Introduction to U.S. Law and Methods II: Legal Writing Washington University School of Law (1 unit)
This course introduces students to effective legal writing in the U.S., in format and style. Whether in their written feedback, during personal conferences, or in class, the instructor will emphasize prediction of probable court holdings through the analysis and synthesis of judicial decisions and statutes as well as the use of factual arguments and analogies.
Professional Responsibility Washington University School of Law (3 credits)
This course will prepare students for the ethical dilemmas they may face in legal settings in the U.S. Students will examine the rules and regulations that bind the practice of law, client-attorney relationships, confidentiality rules, conflicts of interest, client solicitation and billing, access to legal services, as well as a lawyer’s duty toward the court, their adversaries, and other third parties.
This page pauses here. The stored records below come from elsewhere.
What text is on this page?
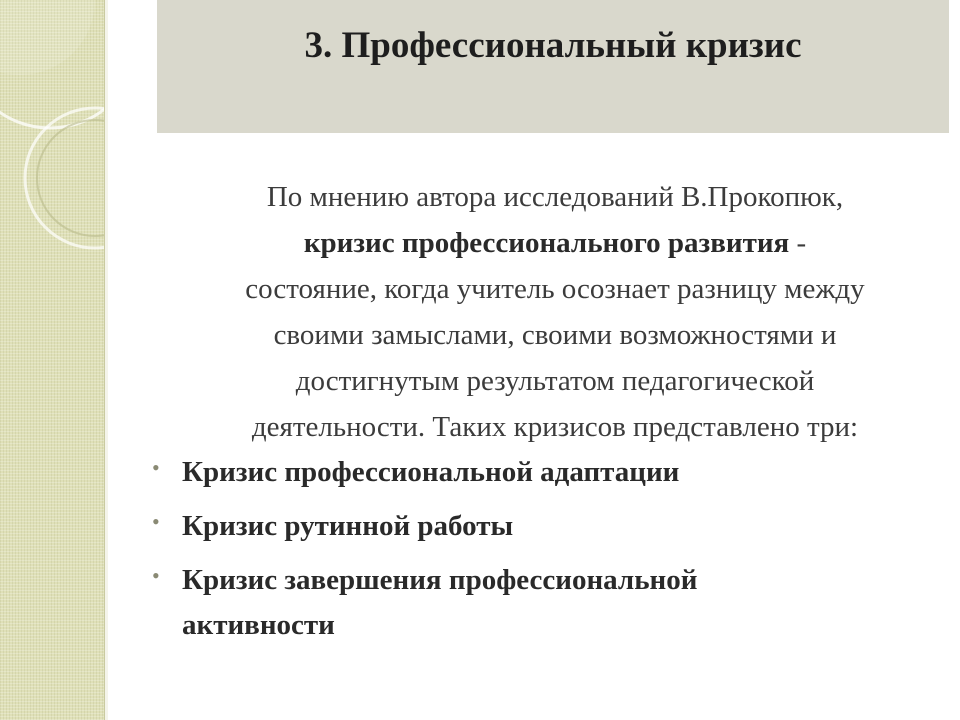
3. Профессиональный кризис

По мнению автора исследований В.Прокопюк,
кризис профессионального развития -
состояние, когда учитель осознает разницу между
своими замыслами, своими возможностями и
достигнутым результатом педагогической
деятельности. Таких кризисов представлено три:

• Кризис профессиональной адаптации
• Кризис рутинной работы
• Кризис завершения профессиональной
активности
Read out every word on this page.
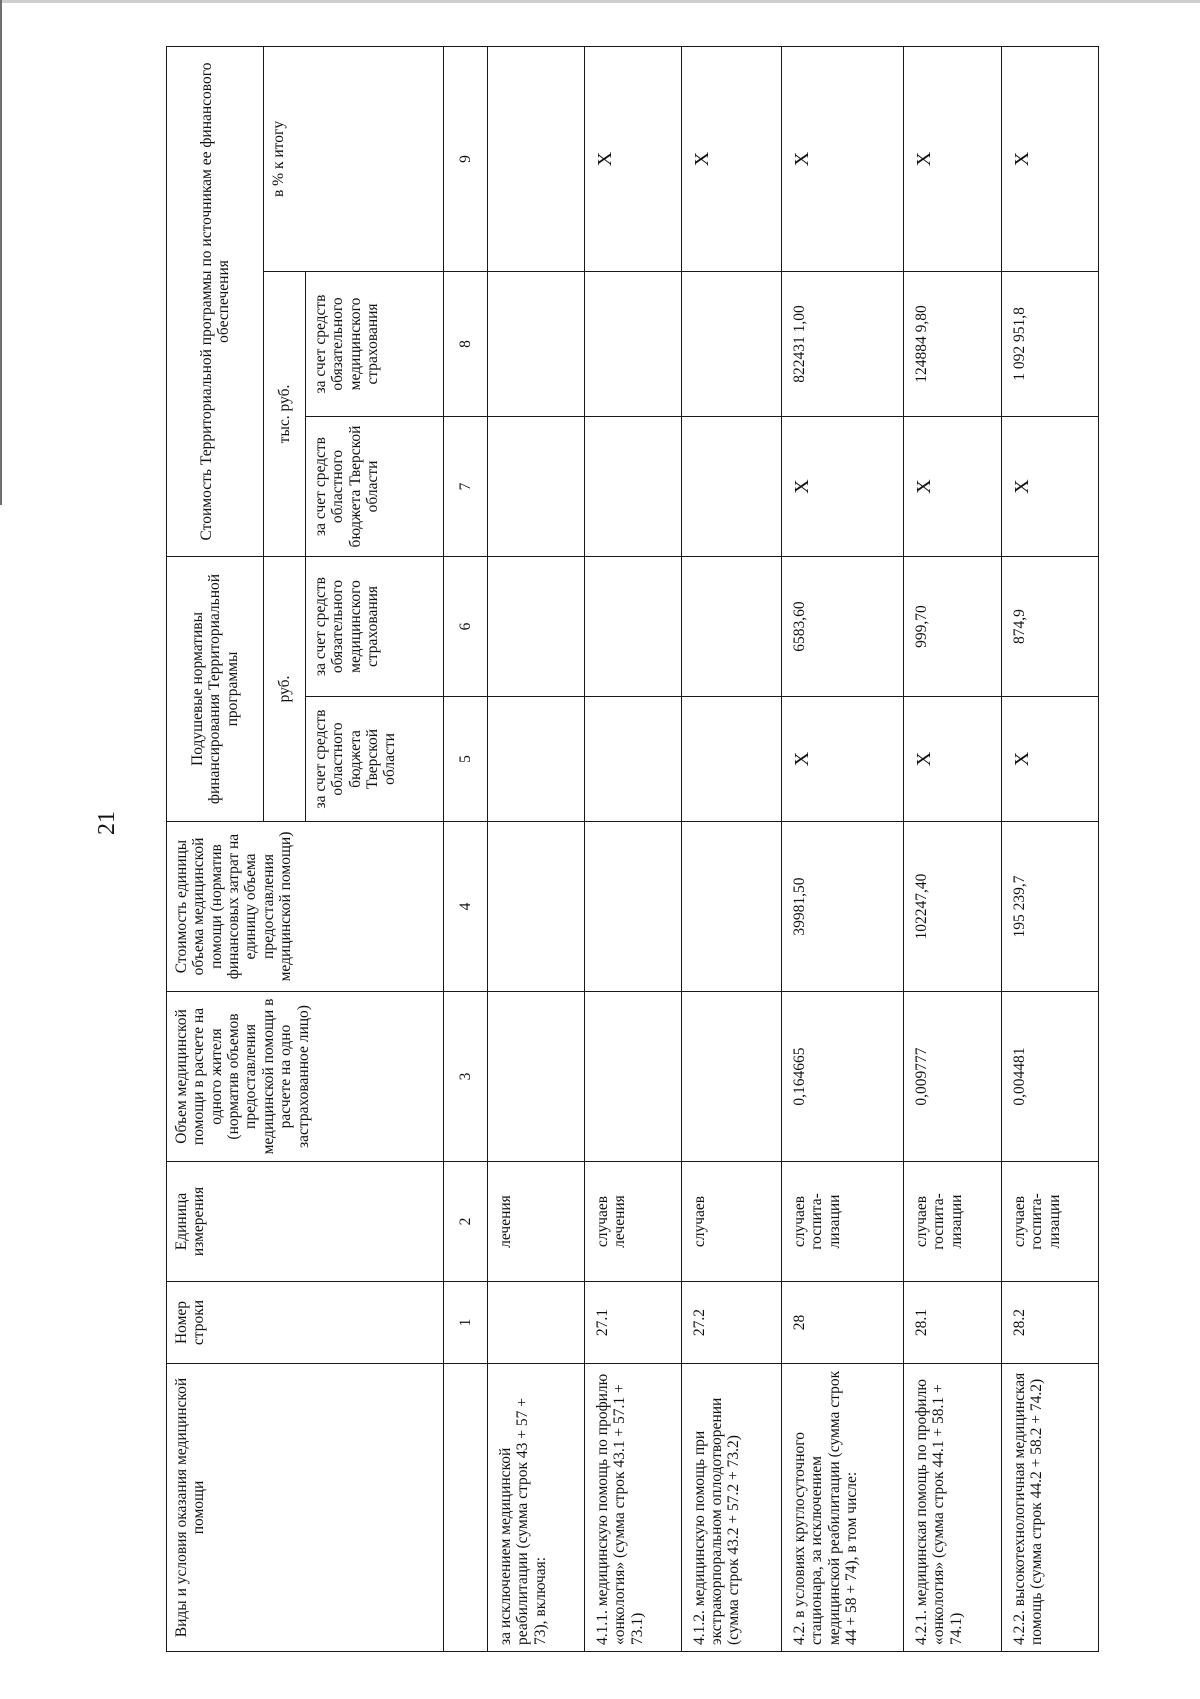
21
Виды и условия оказания медицинской помощи	Номер строки	Единица измерения	Объем медицинской помощи в расчете на одного жителя (норматив объемов предоставления медицинской помощи в расчете на одно застрахованное лицо)	Стоимость единицы объема медицинской помощи (норматив финансовых затрат на единицу объема предоставления медицинской помощи)	Подушевые нормативы финансирования Территориальной программы		Стоимость Территориальной программы по источникам ее финансового обеспечения		
					руб.		тыс. руб.		в % к итогу
					за счет средств областного бюджета Тверской области	за счет средств обязательного медицинского страхования	за счет средств областного бюджета Тверской области	за счет средств обязательного медицинского страхования	
	1	2	3	4	5	6	7	8	9
за исключением медицинской реабилитации (сумма строк 43 + 57 + 73), включая:		лечения							
4.1.1. медицинскую помощь по профилю «онкология» (сумма строк 43.1 + 57.1 + 73.1)	27.1	случаев лечения							X
4.1.2. медицинскую помощь при экстракорпоральном оплодотворении (сумма строк 43.2 + 57.2 + 73.2)	27.2	случаев							X
4.2. в условиях круглосуточного стационара, за исключением медицинской реабилитации (сумма строк 44 + 58 + 74), в том числе:	28	случаев госпита-лизации	0,164665	39981,50	X	6583,60	X	822431 1,00	X
4.2.1. медицинская помощь по профилю «онкология» (сумма строк 44.1 + 58.1 + 74.1)	28.1	случаев госпита-лизации	0,009777	102247,40	X	999,70	X	124884 9,80	X
4.2.2. высокотехнологичная медицинская помощь (сумма строк 44.2 + 58.2 + 74.2)	28.2	случаев госпита-лизации	0,004481	195 239,7	X	874,9	X	1 092 951,8	X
The course will addresses the ABA Model Rules of Professional Conduct, the California and Washington State Rules of Professional Conduct, relevant sections of the California and Washington State Business and Professions Code. Students will also consider ethical duties arising under customary law and other sources of legal authority.
Business Associations Washington University School of Law (3 credits)
This course will survey trade law, with an emphasis on corporations, as well as issues and problems relating to corporate governance. The course will cover public and closely held corporations, trade organizations, and power and control distribution between management and shareholders, with a focus on the fiduciary duties of directors and officers. In this regard, students will also explore notions of fiduciary duties to shareholders and other stakeholders. Moreover, the course explores the rapidly evolving nationalization of corporate governance standards and its implications. The instructor will focus on the practical application of the course material by asking students to apply the fundamentals of corporate organization through collaborative class exercises.
Intellectual Property Washington University School of Law (3 credits)
This course combines an overview of patents, trademarks, and copyrights with a focus on early-stage issue recognition, planning, and response. Specific topics include patent searches, patentability opinions, business name selection, business product/service/domain name selection, and copyright registration.
Negotiation Washington University School of Law (2 credits)
In this course, students will acquire negotiation skills through simulations, lectures, and exercises. Students will be asked to negotiate in different situations, and to observe their peers and expert negotiate as well. Course participants will conduct at least three negotiations during the course: a sales contract, a retainer agreement between an attorney and a client, and a complex multiparty dispute. The course will also include discussions of readings, as well as instruction on drafting agreements, and individualized feedback on how to further improve one’s negotiation skills.